Although no presumption of correctness attaches to a trial court's conclusions on issues of law, Bowden v. Ward, 27 S.W.3d 913, 916 (Tenn. 2000); In re M.L.D., 182 S.W.3d 890, 894 (Tenn. Ct. App. 2005), the conclusions of law are based on the evidence and facts presented to the trial court. In this case, because no transcript or statement of the evidence is included in the record on appeal, we conclusively presume that the findings of fact made by the trial court are supported by the evidence and are correct.

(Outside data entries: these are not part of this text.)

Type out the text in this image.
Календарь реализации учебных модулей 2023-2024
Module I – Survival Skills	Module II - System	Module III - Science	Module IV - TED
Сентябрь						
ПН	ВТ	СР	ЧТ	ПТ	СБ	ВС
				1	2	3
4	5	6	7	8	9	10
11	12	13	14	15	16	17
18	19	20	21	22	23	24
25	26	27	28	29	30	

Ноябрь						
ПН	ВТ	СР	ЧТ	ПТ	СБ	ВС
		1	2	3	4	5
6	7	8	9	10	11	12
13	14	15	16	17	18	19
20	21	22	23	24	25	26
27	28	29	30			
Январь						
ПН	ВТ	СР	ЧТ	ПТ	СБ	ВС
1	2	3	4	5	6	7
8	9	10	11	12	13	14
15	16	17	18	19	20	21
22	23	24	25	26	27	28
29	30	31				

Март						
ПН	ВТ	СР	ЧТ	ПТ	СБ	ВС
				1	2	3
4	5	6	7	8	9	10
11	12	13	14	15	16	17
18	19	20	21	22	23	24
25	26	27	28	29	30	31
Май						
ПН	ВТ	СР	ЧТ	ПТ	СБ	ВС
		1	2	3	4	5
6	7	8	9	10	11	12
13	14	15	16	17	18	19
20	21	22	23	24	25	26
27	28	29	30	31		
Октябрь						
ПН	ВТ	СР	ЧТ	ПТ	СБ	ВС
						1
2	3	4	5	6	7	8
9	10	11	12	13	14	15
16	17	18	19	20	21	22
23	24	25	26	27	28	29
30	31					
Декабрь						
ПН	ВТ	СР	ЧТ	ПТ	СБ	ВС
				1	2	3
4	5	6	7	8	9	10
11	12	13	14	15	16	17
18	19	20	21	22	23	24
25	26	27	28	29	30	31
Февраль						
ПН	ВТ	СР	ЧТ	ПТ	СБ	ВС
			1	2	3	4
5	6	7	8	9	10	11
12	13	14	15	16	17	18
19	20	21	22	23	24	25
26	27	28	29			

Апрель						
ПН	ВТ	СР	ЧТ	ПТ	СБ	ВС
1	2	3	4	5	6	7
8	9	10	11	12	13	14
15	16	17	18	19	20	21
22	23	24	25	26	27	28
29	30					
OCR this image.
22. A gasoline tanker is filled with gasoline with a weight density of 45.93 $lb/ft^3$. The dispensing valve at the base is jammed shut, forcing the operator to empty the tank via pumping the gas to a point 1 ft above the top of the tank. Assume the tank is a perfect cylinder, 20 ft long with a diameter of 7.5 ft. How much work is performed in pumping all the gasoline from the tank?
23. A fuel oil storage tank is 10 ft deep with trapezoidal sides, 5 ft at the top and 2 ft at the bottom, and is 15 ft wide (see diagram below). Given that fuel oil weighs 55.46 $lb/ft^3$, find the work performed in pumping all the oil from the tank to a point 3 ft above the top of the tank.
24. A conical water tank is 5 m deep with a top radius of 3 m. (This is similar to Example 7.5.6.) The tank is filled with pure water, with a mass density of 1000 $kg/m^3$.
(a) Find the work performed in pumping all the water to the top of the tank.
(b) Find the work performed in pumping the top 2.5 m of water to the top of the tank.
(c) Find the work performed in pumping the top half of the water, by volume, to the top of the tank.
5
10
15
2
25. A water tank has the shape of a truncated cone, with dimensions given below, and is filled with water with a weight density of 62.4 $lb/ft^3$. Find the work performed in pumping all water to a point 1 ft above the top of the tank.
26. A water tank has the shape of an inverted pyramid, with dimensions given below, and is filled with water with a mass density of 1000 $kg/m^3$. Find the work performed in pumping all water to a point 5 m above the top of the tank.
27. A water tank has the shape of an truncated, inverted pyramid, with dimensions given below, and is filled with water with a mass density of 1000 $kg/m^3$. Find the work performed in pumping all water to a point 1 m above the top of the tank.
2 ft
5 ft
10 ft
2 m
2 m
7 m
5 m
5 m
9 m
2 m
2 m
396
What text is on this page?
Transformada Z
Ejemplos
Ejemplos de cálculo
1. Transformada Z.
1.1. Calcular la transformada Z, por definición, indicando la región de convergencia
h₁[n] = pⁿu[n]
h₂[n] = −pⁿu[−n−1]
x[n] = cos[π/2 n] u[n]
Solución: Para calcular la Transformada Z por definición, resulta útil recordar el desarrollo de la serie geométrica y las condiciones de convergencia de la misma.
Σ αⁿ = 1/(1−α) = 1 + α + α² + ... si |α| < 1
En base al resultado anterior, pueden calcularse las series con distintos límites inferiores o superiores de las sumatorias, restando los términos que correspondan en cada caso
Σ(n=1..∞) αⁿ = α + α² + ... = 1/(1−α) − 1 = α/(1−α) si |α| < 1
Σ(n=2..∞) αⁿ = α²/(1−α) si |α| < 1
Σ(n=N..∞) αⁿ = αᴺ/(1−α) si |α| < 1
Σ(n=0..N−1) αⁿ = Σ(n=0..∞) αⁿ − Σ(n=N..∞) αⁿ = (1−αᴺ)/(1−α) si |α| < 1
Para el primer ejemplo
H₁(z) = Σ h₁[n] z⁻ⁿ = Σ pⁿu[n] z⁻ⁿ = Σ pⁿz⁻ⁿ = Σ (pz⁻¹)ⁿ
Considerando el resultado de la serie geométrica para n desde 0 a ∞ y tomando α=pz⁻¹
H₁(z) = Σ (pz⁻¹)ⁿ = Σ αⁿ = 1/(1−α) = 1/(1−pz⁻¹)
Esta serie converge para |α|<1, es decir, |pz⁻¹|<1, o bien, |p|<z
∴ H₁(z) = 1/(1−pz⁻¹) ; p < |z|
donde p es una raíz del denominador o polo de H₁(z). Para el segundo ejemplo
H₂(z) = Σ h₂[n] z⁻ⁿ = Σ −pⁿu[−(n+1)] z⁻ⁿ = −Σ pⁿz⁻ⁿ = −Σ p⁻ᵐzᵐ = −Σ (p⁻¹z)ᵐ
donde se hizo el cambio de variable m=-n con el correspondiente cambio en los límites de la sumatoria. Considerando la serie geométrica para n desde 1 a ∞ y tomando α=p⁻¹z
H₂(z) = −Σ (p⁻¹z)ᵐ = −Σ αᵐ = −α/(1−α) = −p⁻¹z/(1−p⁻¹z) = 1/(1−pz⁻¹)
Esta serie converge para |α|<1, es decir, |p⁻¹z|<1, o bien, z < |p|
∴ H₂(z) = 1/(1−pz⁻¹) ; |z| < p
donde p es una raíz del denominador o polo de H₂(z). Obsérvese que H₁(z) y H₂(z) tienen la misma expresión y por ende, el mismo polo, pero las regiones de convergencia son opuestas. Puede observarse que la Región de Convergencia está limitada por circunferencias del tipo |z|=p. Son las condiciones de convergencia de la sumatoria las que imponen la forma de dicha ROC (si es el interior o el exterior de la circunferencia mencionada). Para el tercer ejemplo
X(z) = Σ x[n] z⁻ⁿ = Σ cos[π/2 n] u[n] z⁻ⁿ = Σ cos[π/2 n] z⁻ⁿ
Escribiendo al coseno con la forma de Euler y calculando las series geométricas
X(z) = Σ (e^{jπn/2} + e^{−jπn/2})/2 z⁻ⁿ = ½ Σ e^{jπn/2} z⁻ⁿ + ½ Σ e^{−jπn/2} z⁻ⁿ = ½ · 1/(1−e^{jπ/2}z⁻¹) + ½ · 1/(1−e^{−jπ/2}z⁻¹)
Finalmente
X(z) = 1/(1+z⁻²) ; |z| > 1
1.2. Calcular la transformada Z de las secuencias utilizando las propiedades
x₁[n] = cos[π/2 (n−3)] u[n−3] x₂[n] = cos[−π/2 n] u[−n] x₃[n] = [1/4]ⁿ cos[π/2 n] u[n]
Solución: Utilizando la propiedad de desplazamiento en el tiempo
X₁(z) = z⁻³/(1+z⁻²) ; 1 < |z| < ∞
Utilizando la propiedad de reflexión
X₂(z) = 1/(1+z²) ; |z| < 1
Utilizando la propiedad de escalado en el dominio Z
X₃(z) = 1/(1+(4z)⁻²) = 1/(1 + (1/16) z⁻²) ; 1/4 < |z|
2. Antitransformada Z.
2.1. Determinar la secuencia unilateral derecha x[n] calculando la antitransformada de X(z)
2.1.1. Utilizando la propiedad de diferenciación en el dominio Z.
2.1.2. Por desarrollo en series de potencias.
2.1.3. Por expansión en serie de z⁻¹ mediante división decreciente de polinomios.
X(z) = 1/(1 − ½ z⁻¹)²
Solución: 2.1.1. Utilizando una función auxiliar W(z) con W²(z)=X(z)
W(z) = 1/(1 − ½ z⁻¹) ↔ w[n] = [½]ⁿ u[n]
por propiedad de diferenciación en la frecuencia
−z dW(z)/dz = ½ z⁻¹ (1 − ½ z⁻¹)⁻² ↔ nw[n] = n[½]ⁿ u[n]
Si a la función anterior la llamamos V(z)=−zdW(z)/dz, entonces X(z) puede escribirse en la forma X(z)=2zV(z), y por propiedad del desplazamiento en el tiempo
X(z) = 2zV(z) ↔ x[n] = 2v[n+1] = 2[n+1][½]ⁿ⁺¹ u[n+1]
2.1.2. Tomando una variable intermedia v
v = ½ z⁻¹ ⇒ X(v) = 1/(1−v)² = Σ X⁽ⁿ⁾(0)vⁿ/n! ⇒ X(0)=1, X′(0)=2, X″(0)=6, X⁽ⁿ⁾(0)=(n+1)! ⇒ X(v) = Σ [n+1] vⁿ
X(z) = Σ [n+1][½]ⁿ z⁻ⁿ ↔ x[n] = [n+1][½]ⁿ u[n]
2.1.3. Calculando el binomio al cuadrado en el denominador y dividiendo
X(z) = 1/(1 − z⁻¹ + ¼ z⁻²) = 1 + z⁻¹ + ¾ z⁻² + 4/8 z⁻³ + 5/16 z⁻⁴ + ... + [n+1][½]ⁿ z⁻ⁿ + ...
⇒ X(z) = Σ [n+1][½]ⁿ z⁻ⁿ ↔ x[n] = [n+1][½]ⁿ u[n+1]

Even if we assume, arguendo, that the trial court's oral statements are germane to our review, it is apparent from those statements, which appear below, that the trial court distinguished Ms. Gaviria's moral obligation to her sister from her legal obligation:

Morally, there is no question, the Defendant owes the Plaintiff the entire $64,000 as a moral issue. That's something that I can't determine here. . . .this is a court of law, and legally, the Court finds that the Defendant does not owe the Plaintiff anything and I will entire [sic] a judgment for the Defendant.

In reviewing this excerpt, we do not find the oral statements of the trial court contrary to its written findings of fact and conclusions of law included in the Amended Final Order of Judgment.

V. Conclusion

For the foregoing reasons, we affirm the judgment of the trial court. The case is remanded for such further proceedings as may be necessary and are consistent with this opinion. Costs of the appeal are assessed against the Appellant, Elizabeth B. Turner, and her surety.